Forecast …or Rehearsal?

Can you imagine what would happen if an orchestra forecast their forthcoming performance rather than rehearse it? Now imagine what might happen if a newly-formed orchestra forecast their show? It’s quite absurd, isn’t it? Imagine the ensuing racket and red faces!

And yet it’s accepted practice for businesses – especially newly-formed businesses – to prepare forecasts for at least 12 months based on, well, guesses. They might be good guesses, they might even be guesses based on ‘industry norms’ which have an air of authority about them. I find these sorts of business plans absolutely hair-raising …and yet it’s how just about everybody does it.

It’s no wonder the vast majority of startups fail – according to Bloomberg, 8 out of 10 entrepreneurs who start businesses fail within the first 18 months. EIGHTY PERCENT. Forbes contributor Eric Wagner lists five reasons for these failures:

  1. Not really in touch with customers through deep dialogue.
  2. No real differentiation in the market (read: lack of unique value propositions)
  3. Failure to communicate value propositions in clear, concise and compelling fashion.
  4. Leadership breakdown at the top (yes — founder dysfunction).
  5. Inability to nail a profitable business model with proven revenue streams.

Much less documented – in fact it’s virtually unrecorded – is how many trading companies’ forecasts prove to be complete and utter bilge. The stuff we do get to see is limited to quoted companies. It surfaces as ‘profits warnings’ that, if spectacular enough, make the mainstream news. Sure, there are examples that draw my sympathy (mostly limited to Acts of God) but for the most part, the genesis of next years’s ‘profits warnings’ is a sketchy, assumption-packed spreadsheet.

A cure for all the above, which addresses Eric Wagner’s five points and much else, is to think differently about business planning: rehearse the next 12 months, in as much detail as possible.

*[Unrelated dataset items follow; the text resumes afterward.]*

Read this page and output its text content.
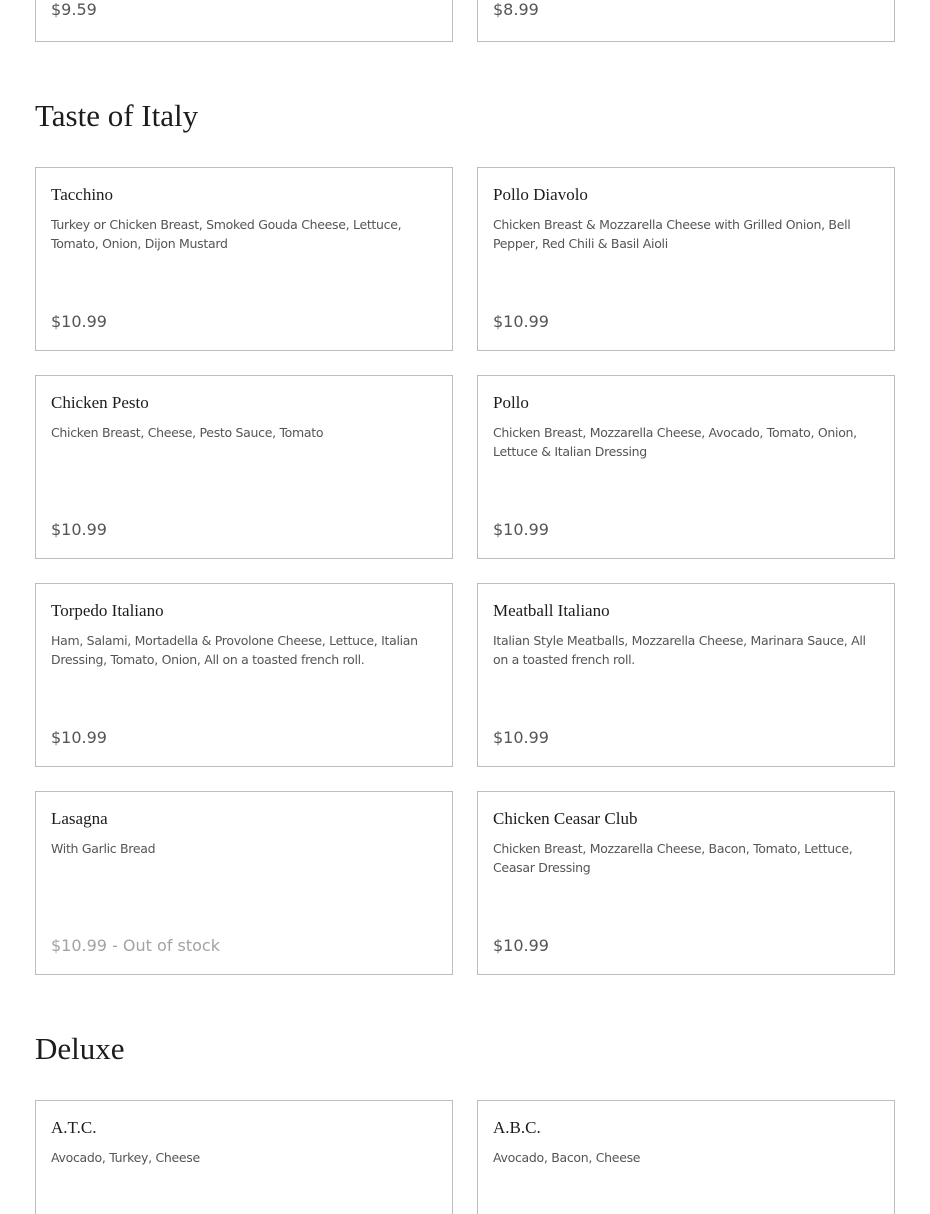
$9.59	$8.99
Taste of Italy
Tacchino
Turkey or Chicken Breast, Smoked Gouda Cheese, Lettuce, Tomato, Onion, Dijon Mustard
$10.99
Pollo Diavolo
Chicken Breast & Mozzarella Cheese with Grilled Onion, Bell Pepper, Red Chili & Basil Aioli
$10.99
Chicken Pesto
Chicken Breast, Cheese, Pesto Sauce, Tomato
$10.99
Pollo
Chicken Breast, Mozzarella Cheese, Avocado, Tomato, Onion, Lettuce & Italian Dressing
$10.99
Torpedo Italiano
Ham, Salami, Mortadella & Provolone Cheese, Lettuce, Italian Dressing, Tomato, Onion, All on a toasted french roll.
$10.99
Meatball Italiano
Italian Style Meatballs, Mozzarella Cheese, Marinara Sauce, All on a toasted french roll.
$10.99
Lasagna
With Garlic Bread
$10.99 - Out of stock
Chicken Ceasar Club
Chicken Breast, Mozzarella Cheese, Bacon, Tomato, Lettuce, Ceasar Dressing
$10.99
Deluxe
A.T.C.
Avocado, Turkey, Cheese
A.B.C.
Avocado, Bacon, Cheese
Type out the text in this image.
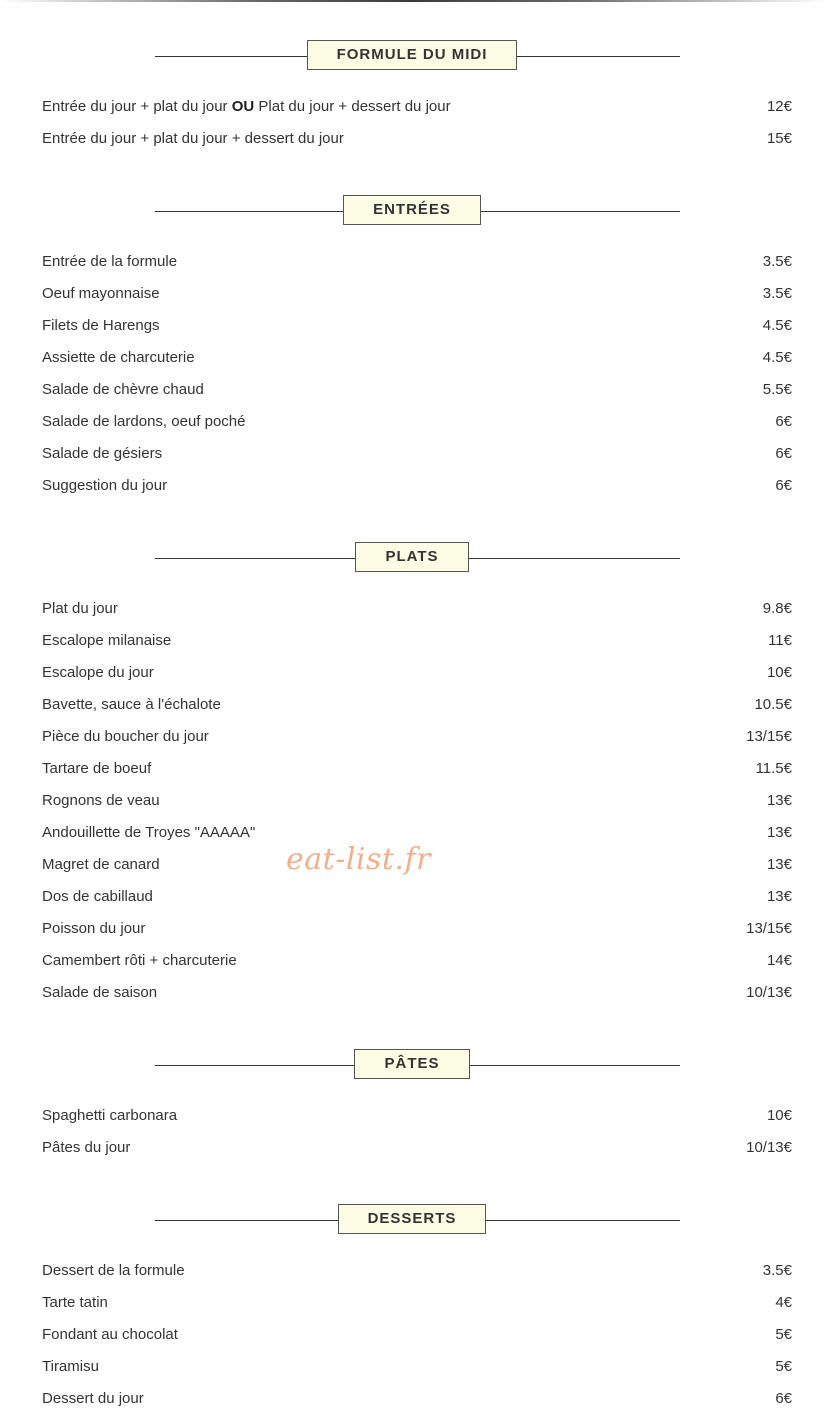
FORMULE DU MIDI
Entrée du jour + plat du jour OU Plat du jour + dessert du jour	12€
Entrée du jour + plat du jour + dessert du jour	15€
ENTRÉES
Entrée de la formule	3.5€
Oeuf mayonnaise	3.5€
Filets de Harengs	4.5€
Assiette de charcuterie	4.5€
Salade de chèvre chaud	5.5€
Salade de lardons, oeuf poché	6€
Salade de gésiers	6€
Suggestion du jour	6€
PLATS
Plat du jour	9.8€
Escalope milanaise	11€
Escalope du jour	10€
Bavette, sauce à l'échalote	10.5€
Pièce du boucher du jour	13/15€
Tartare de boeuf	11.5€
Rognons de veau	13€
Andouillette de Troyes "AAAAA"	13€
Magret de canard	13€
Dos de cabillaud	13€
Poisson du jour	13/15€
Camembert rôti + charcuterie	14€
Salade de saison	10/13€
PÂTES
Spaghetti carbonara	10€
Pâtes du jour	10/13€
DESSERTS
Dessert de la formule	3.5€
Tarte tatin	4€
Fondant au chocolat	5€
Tiramisu	5€
Dessert du jour	6€
eat-list.fr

  • Don’t guess a target turnover figure, then divide it by 12 as ‘monthly sales’.
  • DO work through every month thinking about where, specifically, sales will come from – and what you are going to do and spend to get them.
  • Don’t assume that an industry norm will apply to you.
  • DO check your numbers against industry norms.
  • Don’t assume growth every year – to quote Star Trek’s Picard you have to “Make It So”.
  • DO, as above, think about where, specifically, sales will come from – and what you are going to do and spend to get them.
  • Don’t assume that if your competitors – or former employers – can achieve “X”, that you can meet or beat “X” – you must understand how they achieved “X”. In fact, I wouldn’t base anything on “X” other than use “X” as a hypothesis to test.
  • DO, as above, check your numbers against theirs.
  • Don’t just put “£100 a month” in the office supplies budget. Ask yourself: “what would I want from the stationers in Month 7?” Maybe it’s nothing, or maybe around mid-year is when you could expect the expensive laser printer cartridges to need changing.
  • DO think about all purchases.

I could go on, but the themes can be summed up as DO NOT ASSUME and DO NOT ‘JUST GUESS’.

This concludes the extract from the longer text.